Wer Ski fährt, soll gut essen. Immer mehr Hütten in Österreich servieren kulinarische Genüsse. Vorsicht, es gibt auch Wein dazu

Noch ist der Winter nicht vorbei, jetzt schlägt jetzt die Stunde der Genuss-Skifahrer. Doch sie kommen nicht allein wegen anhaltenden Sonnenscheins in die Alpen. Längst hat nämlich die exquisite Küche mit erlesenen Weinen auch die österreichischen Skihütten erreicht. Während die Wirte im Gebiet Ski Amadé und der Steiermark relativ bodenständig bleiben, heben einige Tiroler hingegen zu ambitionierten kulinarischen Höhenflügen ab.

Der Welschriesling-Sekt ist eingeschenkt. Aber wo bleibt das Amuse- Gueule? Wie frisch es zubereitet wird, davon sollen wir uns selbst in der Küche der Holzhackerstube überzeugen. So scharen wir uns um den Tisch, an dem Peter Pichler mit Töpfen, Pfannen und scharfen Messern hantiert. Erst schneidet er ein Stück gekochtes Rindfleisch in mundgerechte Scheiben, dann verteilt er Zwiebelwürfel und geraspelte Möhren darüber. „Und jetzt würze ich das Ganze mit steirischem Parmesan“, sagt er schmunzelnd, während er eine dicke Meerrettichknolle über die Reibe gleiten lässt und die weißen Fäden auf dem Fleisch verteilt. Zuletzt begießt er es großzügig mit tiefgrünem Kernöl. Kaum ist alles auf ein paar Scheiben Brot geschichtet, verschwindet es auch schon in unseren Mündern.

Und so geht es auch mit den nächsten Häppchen: Die in Öl und Rosmarin gebratene Entenleber, das Kalbsbries, das leicht paniert in der Pfanne gegart wird – sie kommen gar nicht erst auf den Tisch, weil sie – trotz unserer Vorbehalte gegen Innereien – schneller verzehrt als serviert sind. Erst zur Maronen-Zimtsuppe nehmen wir in der gemütlichen Wirtsstube Platz und lassen uns Peter Pichlers Kreationen mit der entsprechenden Weinbegleitung schmecken. Der Küchenchef hat schon bei Paul Bocuse und Eckhard Witzigmann am Herd gestanden. Doch ist er erstaunlich bescheiden geblieben.

Nur sieben Tische hat das urige Restaurant seines Gasthauses auf gut 1000 Meter Höhe. Auf der täglich wechselnden Speisekarte stehen Kalbpflanzerl, Käsekrainer, Rösti oder Suppentopf mit Leberknödel. Eben das, was man gern isst, wenn man auf den Pisten der Schladminger Planai unterwegs ist.

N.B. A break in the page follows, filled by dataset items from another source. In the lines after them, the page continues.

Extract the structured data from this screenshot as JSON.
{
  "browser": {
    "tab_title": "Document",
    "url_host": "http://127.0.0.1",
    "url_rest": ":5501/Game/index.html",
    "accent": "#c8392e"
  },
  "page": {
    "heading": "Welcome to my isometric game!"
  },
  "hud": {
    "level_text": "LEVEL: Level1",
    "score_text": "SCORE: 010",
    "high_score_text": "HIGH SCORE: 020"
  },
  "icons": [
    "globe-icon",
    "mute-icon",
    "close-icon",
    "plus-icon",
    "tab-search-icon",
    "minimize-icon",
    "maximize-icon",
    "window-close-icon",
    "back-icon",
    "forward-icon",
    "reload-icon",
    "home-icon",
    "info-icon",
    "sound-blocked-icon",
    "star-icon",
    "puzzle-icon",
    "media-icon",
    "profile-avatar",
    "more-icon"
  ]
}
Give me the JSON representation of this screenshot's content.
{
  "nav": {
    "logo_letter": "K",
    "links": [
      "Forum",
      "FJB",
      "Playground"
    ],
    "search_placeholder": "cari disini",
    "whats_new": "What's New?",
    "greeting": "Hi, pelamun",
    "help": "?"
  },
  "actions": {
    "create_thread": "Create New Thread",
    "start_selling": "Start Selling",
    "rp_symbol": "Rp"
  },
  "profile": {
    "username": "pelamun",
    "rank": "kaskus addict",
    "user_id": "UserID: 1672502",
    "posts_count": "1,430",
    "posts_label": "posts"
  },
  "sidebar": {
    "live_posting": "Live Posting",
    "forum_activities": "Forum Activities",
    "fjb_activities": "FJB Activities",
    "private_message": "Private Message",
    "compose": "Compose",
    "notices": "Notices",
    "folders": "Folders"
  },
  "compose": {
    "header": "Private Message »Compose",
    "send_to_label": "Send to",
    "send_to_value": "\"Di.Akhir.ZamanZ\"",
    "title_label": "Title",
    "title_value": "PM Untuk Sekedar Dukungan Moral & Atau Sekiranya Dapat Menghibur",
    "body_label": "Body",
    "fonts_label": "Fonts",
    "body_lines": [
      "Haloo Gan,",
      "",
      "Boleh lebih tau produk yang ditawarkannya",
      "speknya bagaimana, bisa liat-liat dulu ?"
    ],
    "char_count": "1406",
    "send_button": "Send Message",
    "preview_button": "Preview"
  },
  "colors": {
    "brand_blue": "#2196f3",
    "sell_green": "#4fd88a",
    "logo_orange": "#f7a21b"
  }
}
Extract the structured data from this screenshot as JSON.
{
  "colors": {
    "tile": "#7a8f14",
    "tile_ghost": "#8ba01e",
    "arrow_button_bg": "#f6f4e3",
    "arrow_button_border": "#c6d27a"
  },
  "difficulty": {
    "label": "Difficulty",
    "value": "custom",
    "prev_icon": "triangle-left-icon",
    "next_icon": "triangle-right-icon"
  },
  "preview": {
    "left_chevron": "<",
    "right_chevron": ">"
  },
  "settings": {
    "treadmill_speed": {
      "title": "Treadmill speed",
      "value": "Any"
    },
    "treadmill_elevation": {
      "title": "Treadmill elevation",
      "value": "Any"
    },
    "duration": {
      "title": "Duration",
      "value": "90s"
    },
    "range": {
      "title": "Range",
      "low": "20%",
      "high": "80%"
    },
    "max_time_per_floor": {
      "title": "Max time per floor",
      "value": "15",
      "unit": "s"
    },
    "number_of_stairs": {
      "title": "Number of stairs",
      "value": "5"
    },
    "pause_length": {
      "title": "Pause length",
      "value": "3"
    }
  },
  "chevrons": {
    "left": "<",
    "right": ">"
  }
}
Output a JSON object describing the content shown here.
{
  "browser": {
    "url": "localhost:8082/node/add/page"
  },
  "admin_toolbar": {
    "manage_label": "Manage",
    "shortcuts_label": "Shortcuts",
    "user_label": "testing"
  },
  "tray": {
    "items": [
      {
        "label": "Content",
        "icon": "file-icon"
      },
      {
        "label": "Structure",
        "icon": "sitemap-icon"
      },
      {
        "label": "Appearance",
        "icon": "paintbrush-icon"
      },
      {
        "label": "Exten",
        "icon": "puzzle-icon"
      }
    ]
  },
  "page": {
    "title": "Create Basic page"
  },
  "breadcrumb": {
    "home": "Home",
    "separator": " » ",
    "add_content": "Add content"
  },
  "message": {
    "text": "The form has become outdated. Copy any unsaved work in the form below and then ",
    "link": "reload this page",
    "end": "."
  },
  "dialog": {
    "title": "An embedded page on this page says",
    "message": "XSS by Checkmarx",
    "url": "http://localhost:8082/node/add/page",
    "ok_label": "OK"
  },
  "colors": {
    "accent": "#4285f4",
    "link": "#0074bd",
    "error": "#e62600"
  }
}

Eine solide Küche mit regionalen Produkten und zu fairen Preisen – das ist das Credo der „Genussspechte“, einem Verbund von 13 Skihütten im Gebiet Schladming-Dachstein, zu dem auch die Holzhackerstube gehört. Sie bieten jeweils ein typisches Gericht wie steirischen Mostbraten mit Krautstrudel oder Backhendl mit Vogerlsalat zum Festpreis von 8,90 Euro an. Nichts Hochgestochenes, aber Qualität. „Viel zu lange hat das Image des ewigen Bergmenüs – Grillwürstl mit Pommes in der Selbstbedienung die Unkultur der Hütten geprägt“, sagt Hermann Gruber, Geschäftsführer der Schladming-Dachstein Tourismusmarketing GmbH, und freut sich, dass sich inzwischen auch in Sachen Weinkultur einiges getan hat. Dass Winzer die Hütten besuchen, ist in der Steiermark, der Heimat des Schilchers, nichts Neues. Aber seit dem vergangenen Winter nehmen sich auch die Gastgeber im Gebiet von Ski Amadé des Themas an.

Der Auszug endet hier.